I think the reason I don’t hate this stuff on macOS as much is because most of the changes are iOS-ification, and I use iOS so I somewhat intuitively know how to navigate the changes.


>macOS has felt “feature complete” to me for years now. >Microsoft does this by slapping new UIs on top of old every damn release

This OS upgrade looks like it's mostly slapping new UIs on top of old, so I'm not sure this is "doing it right".


Microsoft keeps the old UI. At least Apple replaces it.


One of the last macOS versions had - click the mouse in the lower right corner and notes pop up. That's a new OS feature, really? I mean, I haven't really thought about it, but what's left for desktop OSes these days that they need to produce new releases every year.


You should see the dismal state of innovation in 'innovation is dead' comments!
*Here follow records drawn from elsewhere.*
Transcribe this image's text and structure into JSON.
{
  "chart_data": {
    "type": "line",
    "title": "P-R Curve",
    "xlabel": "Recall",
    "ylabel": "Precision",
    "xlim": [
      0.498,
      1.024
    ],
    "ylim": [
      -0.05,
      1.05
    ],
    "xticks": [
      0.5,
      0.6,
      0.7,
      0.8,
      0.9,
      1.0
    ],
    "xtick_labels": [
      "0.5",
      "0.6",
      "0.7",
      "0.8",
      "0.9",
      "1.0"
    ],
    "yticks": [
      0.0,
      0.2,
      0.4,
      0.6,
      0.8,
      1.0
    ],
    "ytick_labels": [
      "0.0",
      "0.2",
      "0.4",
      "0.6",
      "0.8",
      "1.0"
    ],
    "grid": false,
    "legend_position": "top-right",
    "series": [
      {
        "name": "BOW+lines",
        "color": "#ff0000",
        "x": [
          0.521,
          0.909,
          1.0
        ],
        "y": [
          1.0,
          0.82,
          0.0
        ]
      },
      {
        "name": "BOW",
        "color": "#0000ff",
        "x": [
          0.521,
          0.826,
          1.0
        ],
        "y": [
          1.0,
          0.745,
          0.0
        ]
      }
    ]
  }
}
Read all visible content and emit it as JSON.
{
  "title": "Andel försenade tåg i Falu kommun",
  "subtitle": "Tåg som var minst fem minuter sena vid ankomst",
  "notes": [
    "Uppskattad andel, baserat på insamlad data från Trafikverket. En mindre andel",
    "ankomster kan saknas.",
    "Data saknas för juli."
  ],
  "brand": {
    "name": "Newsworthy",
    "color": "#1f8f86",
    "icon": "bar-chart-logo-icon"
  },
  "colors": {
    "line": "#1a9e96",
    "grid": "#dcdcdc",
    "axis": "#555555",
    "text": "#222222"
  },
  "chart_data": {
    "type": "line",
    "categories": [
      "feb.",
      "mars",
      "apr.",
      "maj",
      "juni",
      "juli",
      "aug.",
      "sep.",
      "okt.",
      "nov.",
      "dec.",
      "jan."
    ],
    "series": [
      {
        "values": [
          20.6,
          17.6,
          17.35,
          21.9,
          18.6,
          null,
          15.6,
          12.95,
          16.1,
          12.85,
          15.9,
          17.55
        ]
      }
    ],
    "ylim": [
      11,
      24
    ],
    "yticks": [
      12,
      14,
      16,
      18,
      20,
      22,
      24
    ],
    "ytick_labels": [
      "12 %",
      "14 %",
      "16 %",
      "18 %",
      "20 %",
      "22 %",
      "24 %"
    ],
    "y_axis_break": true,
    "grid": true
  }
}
The new screen savers were bumped up the priority queue because Apple has a bunch of QD-OLED computers coming next year and they're worried about burn-in.


Got a source for that?


This is not the first macOS release (well, maybe the first one where they called it "macOS") where the headline feature involved screens and widgets.


I look forward to them removing all this functionality in four or five years, and then reintroducing it as a stunning new innovation in another four or five years after that.


Adobe has been famous for this annoying behavior for over a decade. Remove some cool features only to reintroduce them, sometimes years later, as a breakthrough. Annoying, but it didn't prevent them from quietly innovating.


it's pretty much for putting a new wallpaper on the yearly hardware iterations so as to differentiate them.